Pitayo has yet to receive nearly half of the promised funding, she said, so planned community-development projects have stalled. Worse, by her estimate, as many as 50 percent of the farmers are growing poppy again. (Government officials reply that the town has known all along that the money would be paid in stages, and that the remaining money will reach Pitayo soon. As for the recidivism rate, the officials contend that it is closer to 15 percent.)
The misunderstandings come at a significant moment in the international battle against cultivation of illicit crops in Colombia, the source of as much as 75 percent of the U.S. cocaine supply and 70 percent of its heroin.
In August, the U.S. government agreed to finance programs that help coca and poppy growers switch to legal crops.
Development or fumigation
That is "an important step forward," said Juan Carlos Palou, past director of Plante, the government agency that is sponsoring the eradication program in Pitayo. He argues that alternative development is the most effective approach for small farmers, who account for about half the coca and opium poppy production in Colombia.
Military-assisted aerial fumigation, a cornerstone of the U.S. anti-narcotics efforts here, only tends to make the peasants more intractable, he asserts, even compelling some to seek protection from guerrillas, who have been at war against the government for more than three decades.
Pitayo is the second community to decide to rid itself of its illicit crops. The other is Guambia, a neighboring Indian reservation. Though separated by culture, language and a mountain ridge, the two indigenous communities shared the corrosive experience of "la flor."
On its face, Guambia appears to have preserved its traditions better than Pitayo. Nearly the entire population dresses in traditional, brightly colored Guambiano clothing, with its striking, iris-colored cloth that the women wear as shawls and the men as skirts. A thin-brimmed derby hat -- inherited from Spanish colonists -- tops all outfits.
Eradication and recidivism
But against the corrosive and powerful force of poppy money, those ancient sartorial customs were threatened. Said Hermes Yalanda, the reservation's planning director: "We knew that if we didn't cut this at the root, we would disappear as a culture."
So Guambia agreed to raze its poppy -- more than 1,200 acres in all -- in return for a government promise of $1.33 million in loans, development aid and land purchases.

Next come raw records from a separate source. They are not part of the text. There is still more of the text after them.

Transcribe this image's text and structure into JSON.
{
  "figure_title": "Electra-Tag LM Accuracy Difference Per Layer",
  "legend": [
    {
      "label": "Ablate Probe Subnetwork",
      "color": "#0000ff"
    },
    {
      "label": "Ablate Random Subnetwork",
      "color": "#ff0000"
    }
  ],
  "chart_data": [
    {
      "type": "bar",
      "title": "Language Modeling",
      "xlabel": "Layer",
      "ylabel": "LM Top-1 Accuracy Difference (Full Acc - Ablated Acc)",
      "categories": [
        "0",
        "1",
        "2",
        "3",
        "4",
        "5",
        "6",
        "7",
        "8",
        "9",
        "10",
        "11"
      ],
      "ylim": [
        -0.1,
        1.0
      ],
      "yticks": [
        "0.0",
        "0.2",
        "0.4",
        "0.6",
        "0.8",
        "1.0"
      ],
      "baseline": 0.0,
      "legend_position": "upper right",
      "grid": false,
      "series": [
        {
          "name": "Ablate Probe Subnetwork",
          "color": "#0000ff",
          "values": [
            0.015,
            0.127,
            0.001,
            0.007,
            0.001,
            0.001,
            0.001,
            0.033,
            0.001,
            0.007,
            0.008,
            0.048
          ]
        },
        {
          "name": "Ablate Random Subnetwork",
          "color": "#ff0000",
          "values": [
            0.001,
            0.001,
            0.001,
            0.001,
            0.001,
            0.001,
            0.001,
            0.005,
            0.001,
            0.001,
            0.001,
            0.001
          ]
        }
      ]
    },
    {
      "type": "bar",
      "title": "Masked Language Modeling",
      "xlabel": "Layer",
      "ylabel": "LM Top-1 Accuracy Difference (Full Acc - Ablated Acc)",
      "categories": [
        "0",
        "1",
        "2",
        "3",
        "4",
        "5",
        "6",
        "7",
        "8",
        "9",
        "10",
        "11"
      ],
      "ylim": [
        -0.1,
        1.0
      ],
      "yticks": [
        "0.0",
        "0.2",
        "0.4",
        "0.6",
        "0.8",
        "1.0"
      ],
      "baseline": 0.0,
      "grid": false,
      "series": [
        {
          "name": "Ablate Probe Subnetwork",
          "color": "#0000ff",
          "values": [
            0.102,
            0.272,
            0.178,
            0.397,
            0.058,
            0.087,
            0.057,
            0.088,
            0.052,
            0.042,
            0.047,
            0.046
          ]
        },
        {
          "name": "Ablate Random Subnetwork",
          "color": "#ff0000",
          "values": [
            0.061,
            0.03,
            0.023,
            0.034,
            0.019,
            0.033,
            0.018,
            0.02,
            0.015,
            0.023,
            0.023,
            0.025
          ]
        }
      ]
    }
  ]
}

As in Pitayo, accusations of broken faith followed. Thirty percent of Guambia's farmers are back cultivating poppy. "And that number," warns Mario Calambas, Guambia's vice governor, "is going to grow." Plante officials and the leaders of the two reservations are straining to hold the projects together.

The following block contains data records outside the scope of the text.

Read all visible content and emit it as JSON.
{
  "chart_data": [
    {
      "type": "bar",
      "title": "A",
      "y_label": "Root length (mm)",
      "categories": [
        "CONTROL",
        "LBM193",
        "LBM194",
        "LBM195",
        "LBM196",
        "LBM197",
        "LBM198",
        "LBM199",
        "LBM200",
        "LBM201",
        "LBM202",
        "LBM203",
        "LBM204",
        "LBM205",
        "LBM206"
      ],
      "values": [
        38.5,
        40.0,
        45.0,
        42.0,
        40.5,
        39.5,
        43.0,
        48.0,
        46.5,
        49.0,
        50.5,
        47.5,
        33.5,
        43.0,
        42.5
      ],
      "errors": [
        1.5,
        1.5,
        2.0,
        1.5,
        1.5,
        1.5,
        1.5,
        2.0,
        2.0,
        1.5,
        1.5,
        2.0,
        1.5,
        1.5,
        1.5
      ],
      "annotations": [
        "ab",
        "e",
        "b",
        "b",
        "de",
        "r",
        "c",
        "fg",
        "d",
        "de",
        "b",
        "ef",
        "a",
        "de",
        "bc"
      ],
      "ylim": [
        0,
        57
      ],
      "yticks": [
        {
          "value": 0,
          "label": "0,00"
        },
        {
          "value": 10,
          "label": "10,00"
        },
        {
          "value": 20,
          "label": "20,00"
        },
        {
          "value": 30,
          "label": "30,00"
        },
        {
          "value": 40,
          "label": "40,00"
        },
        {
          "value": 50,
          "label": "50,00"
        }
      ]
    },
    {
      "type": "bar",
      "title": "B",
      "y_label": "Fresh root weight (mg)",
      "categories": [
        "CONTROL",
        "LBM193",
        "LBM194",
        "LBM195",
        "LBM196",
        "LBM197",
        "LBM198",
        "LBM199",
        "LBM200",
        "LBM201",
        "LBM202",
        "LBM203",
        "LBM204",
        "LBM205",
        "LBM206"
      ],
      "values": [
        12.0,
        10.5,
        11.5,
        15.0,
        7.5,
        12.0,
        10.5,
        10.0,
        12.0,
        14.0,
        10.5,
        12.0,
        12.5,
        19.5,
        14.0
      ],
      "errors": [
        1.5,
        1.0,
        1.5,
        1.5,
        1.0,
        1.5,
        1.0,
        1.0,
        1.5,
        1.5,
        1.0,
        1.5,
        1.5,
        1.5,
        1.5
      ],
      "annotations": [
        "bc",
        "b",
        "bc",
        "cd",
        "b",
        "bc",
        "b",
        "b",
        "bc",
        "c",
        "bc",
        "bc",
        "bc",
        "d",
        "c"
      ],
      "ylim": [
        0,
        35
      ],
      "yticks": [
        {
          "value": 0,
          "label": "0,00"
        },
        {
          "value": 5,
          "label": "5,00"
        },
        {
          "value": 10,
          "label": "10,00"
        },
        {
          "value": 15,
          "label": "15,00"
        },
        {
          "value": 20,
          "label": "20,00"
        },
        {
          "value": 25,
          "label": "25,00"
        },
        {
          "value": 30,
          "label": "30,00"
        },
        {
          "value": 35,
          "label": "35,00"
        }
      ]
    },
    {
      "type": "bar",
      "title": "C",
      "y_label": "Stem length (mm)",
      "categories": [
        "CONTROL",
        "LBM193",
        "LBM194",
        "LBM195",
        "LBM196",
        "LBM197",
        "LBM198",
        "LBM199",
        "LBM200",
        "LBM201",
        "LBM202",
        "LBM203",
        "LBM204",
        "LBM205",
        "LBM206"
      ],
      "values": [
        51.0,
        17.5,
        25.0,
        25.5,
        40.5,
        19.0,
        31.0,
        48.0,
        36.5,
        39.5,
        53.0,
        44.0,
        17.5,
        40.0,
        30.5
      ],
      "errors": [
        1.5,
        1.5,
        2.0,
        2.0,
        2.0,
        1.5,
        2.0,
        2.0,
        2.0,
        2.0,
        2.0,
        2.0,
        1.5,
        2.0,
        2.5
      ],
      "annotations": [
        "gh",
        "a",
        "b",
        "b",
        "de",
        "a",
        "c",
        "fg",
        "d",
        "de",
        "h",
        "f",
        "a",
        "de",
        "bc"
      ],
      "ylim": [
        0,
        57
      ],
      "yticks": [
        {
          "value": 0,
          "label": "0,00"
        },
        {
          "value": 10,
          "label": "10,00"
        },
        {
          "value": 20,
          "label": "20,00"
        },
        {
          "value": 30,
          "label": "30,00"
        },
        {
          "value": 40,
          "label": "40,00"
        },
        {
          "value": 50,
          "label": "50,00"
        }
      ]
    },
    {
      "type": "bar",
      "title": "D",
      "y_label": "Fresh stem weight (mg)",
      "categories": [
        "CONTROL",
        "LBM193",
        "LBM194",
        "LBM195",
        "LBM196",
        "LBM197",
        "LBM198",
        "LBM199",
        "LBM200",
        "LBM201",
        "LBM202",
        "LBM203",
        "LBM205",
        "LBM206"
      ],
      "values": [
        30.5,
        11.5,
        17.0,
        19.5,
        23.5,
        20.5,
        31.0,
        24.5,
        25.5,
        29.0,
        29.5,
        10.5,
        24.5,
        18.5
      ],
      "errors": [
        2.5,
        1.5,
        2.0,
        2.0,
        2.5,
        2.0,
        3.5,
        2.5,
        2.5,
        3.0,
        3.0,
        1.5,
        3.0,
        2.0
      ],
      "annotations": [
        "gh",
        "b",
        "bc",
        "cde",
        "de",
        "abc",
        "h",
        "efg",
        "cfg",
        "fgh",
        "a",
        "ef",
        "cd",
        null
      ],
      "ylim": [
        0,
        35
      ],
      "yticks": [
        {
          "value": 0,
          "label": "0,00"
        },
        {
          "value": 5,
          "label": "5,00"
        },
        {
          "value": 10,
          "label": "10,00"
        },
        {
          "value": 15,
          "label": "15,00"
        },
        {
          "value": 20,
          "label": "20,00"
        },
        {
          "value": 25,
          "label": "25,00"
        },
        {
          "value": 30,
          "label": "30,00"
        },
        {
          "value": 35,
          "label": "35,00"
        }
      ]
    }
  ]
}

Palou, the former Plante official, has been urging patience in the Indian communities. "If this fails, it won't only fail at the [reservations]," he said. "It may also kill the possibility of peaceful solutions to the problem of illicit crops."
A farmer's view
Try telling that to someone like Avelino Morales, a Pitayo farmer. He gave up poppy last year along with his neighbors, but is finding it hard to support his wife and five children on potato and yucca crops, and to pay off the money he owes on a 22-year-old, fume-spewing Dodge truck.
"I may start growing poppy again," he admits a bit sheepishly. "I'm thinking about my children."

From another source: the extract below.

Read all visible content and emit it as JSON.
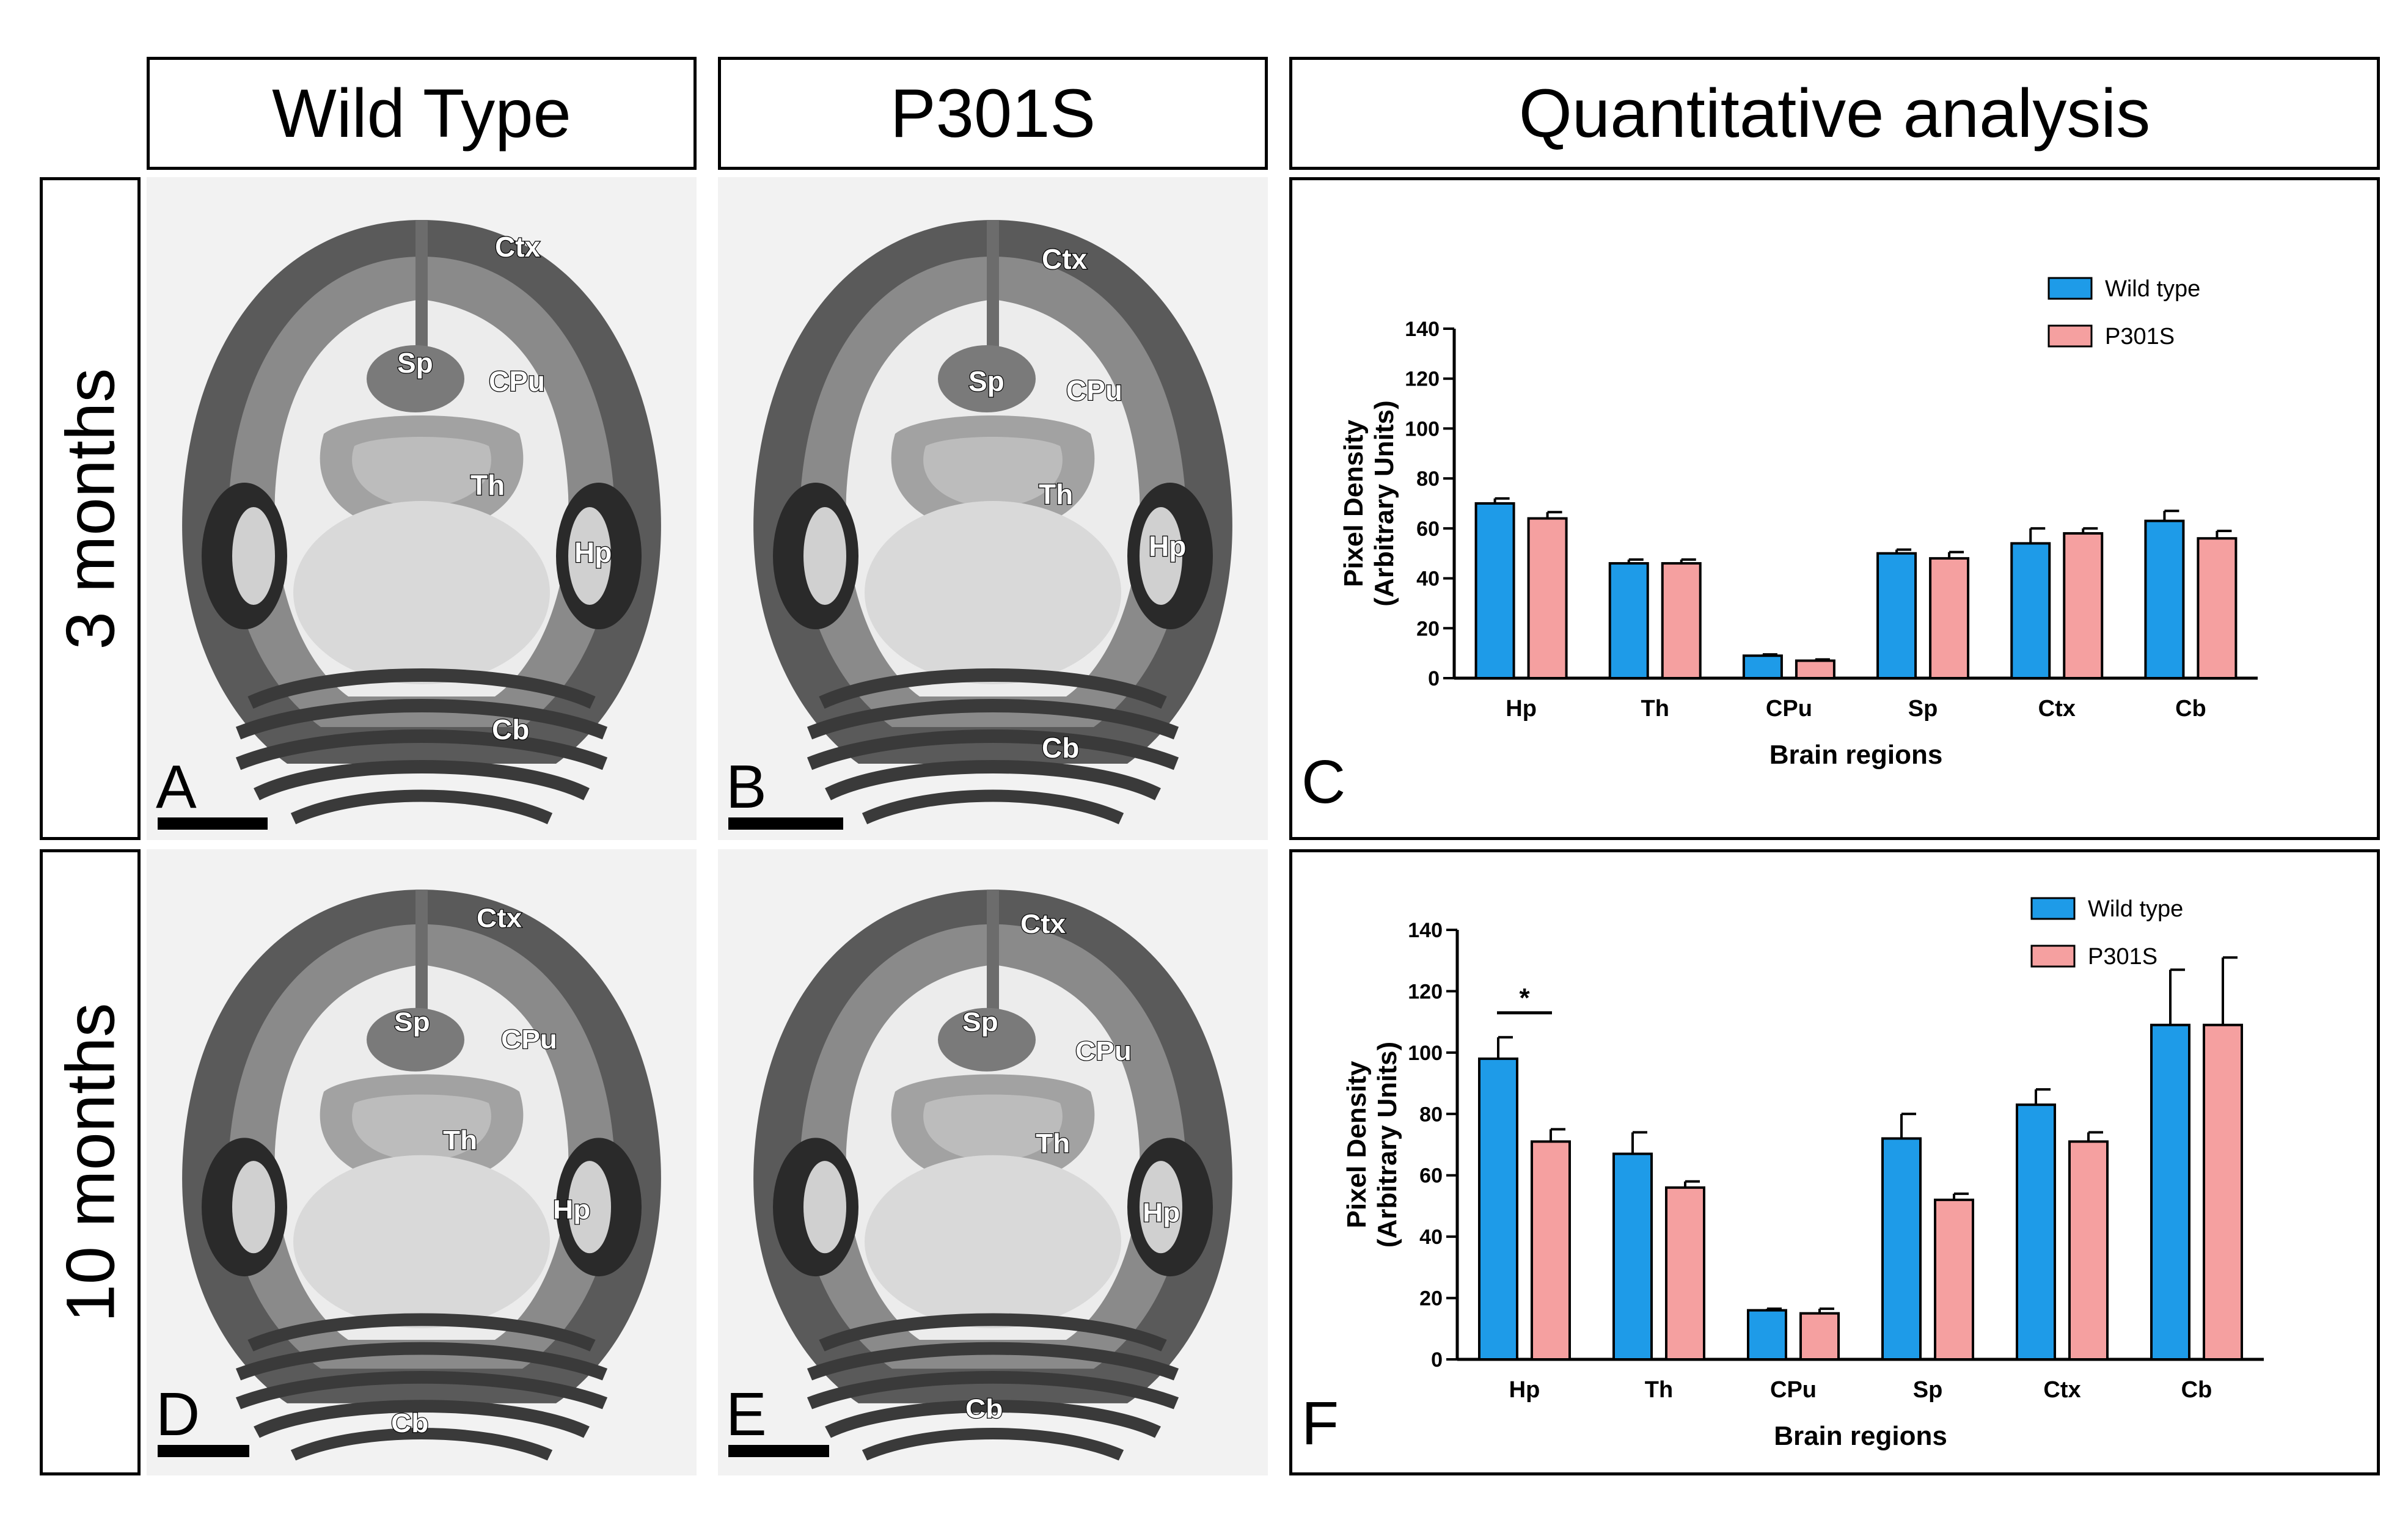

Three times in his life, Morales has traveled to Bogota, the country's capital, a long day's drive away. By local standards, this makes him a worldly man. Unlike many of his neighbors, he knows that the poppy he grows ends up as a drug that is, more likely than not, consumed in the United States. But about the drug itself, he knows nothing, not even the name.
"What does it do?" Morales asks. Told how heroin is consumed and the dreamlike condition it creates for a user, the farmer squints into the middle distance. Then, eyebrows leaping in understanding, he asks, "So, it makes it easier to move through life?"